Your mattress could be killing your back

Bad mattress giving you a painful and sore back? We list 10 tips to help you buy the perfect mattress.
By The Diarist | thediarist@themetrognome.in

Sulakshmi Reddy (22) moved to Mumbai from her parents’ home in Satara a year ago. Within weeks of arriving in the city, she developed a niggling back ache. “I thought it was because I was travelling by crowded trains and running about all day. Doctors just prescribed pain medication. I even took up yoga classes to get rid of the pain altogether,” she says. However, the pain showed no signs of abating – in fact, she would often wake up with a stiff back. “It would just get worse as the day progressed,” Sulakshmi says.

Then a physiotherapist zeroed in on her problem. “At my uncle’s place, where I was staying in Mumbai, I used to sleep on a cot with a very thin mattress. I could almost feel the iron body of the cot under the mattress. On the physiotherapist’s advice, I changed my sleeping place for a week, living with a friend who had a good, thick mattress on her bed. The back pain was noticeably reduced,” Sulakshmi remembers.

Poorly-designed mattresses account for back pain in several people. “People just don’t realise the importance of a good mattress. The mattress one uses should be firm, designed to align gently (not squishily) with the spine when one sleeps, and should be sturdy enough to not sag too soon,” says Dr Jayesh Garodia, orthopaedic surgeon. “However, it should not be so firm and sturdy that the person feels like he is sleeping on a flat board.”

Luckily enough, mattresses that are specially designed to combat stresses and pressures have also recently hit Indian markets. Says S K Malhotra, director, sales and marketing for Spring Fit, that has come out with the orthopedically-designed Ortholife mattress, “The high pressure of creating a work-life balance and long hours spent commuting often lead to muscular discomfort and chronic back ache. Using a moderately firm mattress adapts better to the concavities and convexities of the spine leading to better pressure distribution.”

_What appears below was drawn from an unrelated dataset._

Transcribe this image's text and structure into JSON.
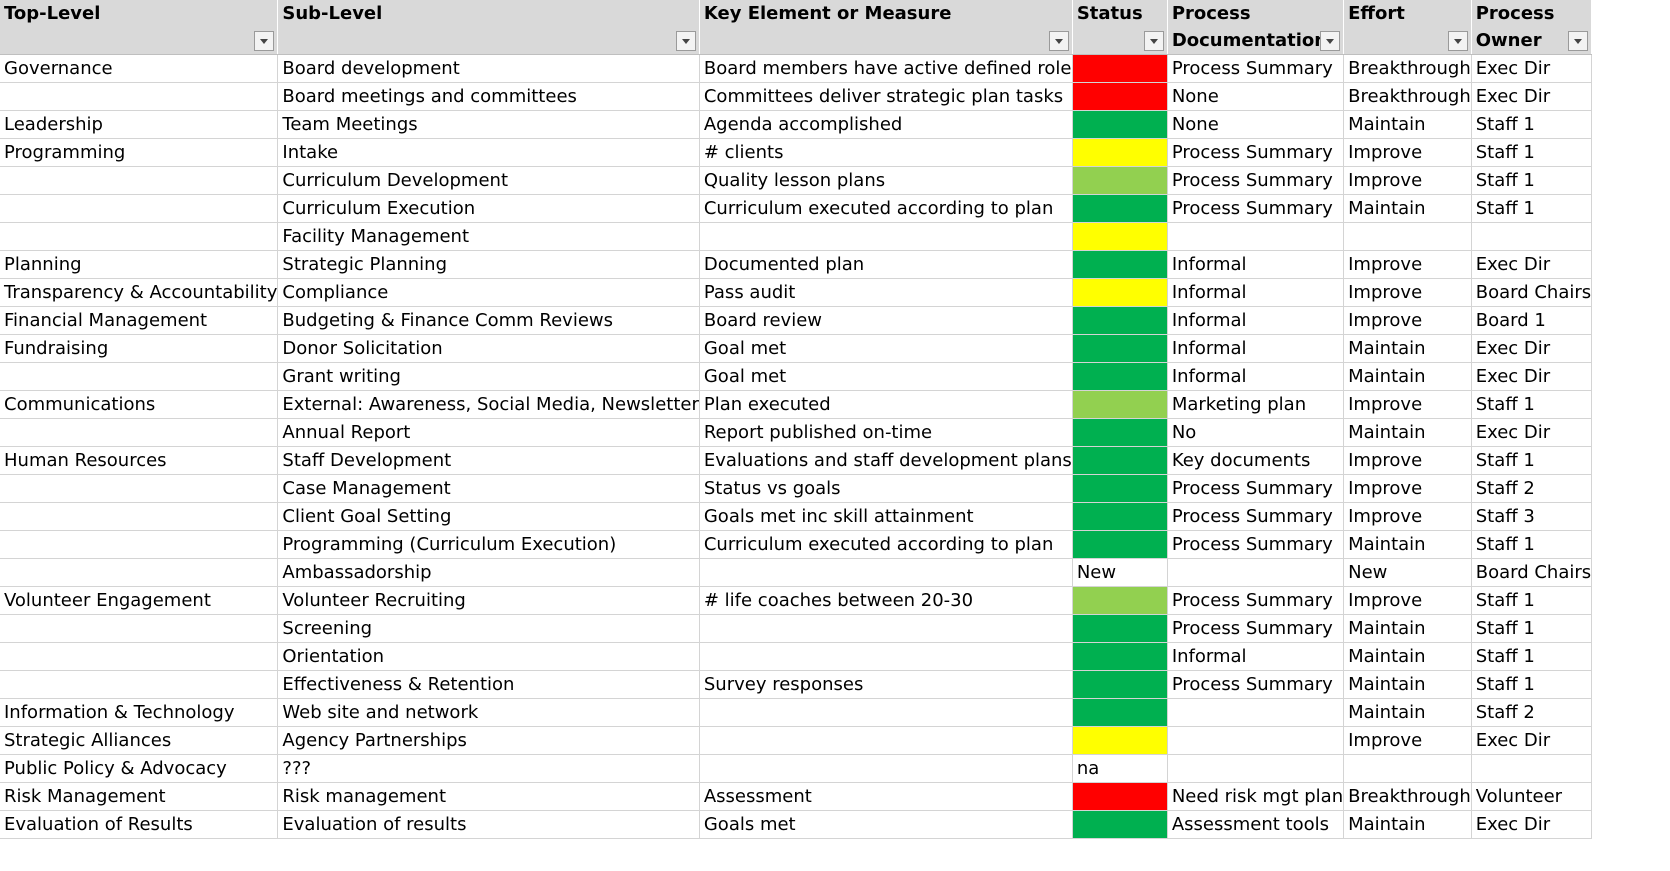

But if you’re just looking for a simple spring mattress, you’ll have to know what goes into making it. Says G Shankar Ram, Joint Managing Director, Peps Industries Pvt Ltd., spring mattresses should have a high carbon spring steel base, cotton felt, foam and a quilted cover. “The base can be varied to make the mattress soft or firm. Cotton felt is put in to absorb excess loads and distribute them evenly. Foam contours itself to different body pressure points, and relaxes the body, while the quilted cover must look and feel attractive and comfortable,” he says.

Get the right mattress today:

G Shankar Ram’s 10 tips to remember when buying a mattress:

1. Purchase a good quality mattress. Research the brand you select – there should be no complaints of sagging or lumping.

2. Select a store that displays mattresses and lets you touch and feel the products.

3. Take your partner along for the purchase. Both of you should be comfortable with the same mattress.

4. Have a look at all the mattresses on display and educate yourself on the various types.

5. Do not feel shy or embarrassed about testing the mattress. Lie down on it and listen to the signals your body and mind give you about the different types of mattresses. Let your partner also lie down and give feedback.

6. Thickness is important. Measure the height of your bed from the floor. This will decide the thickness of mattress that you should buy. Remember that the mattress should be such that your feet touch the floor when you get off the bed.

7. A recommended height for your bed is a maximum of 14 inches from the ground.

8. Today, Indian mattress thicknesses range from four inches to six inches. Internationally, mattresses are about eight inches thick, and these contour with the body much better.

9. A normal mattress must be flipped from head to toe and reversed often. This extends the life of the mattress, ensures the manufacturer’s warranty and prevents early sagging. A luxurious mattress is one on which you sleep on only the top side. These must be rotated from head to toe every three months so that load points are changed and the foam can regain its dexterity.

10. Understand the dealer’s warranty before taking a call on your final purchase – take into account the type of use the mattress will be subjected to, the materials contained therein and what you expect from its use.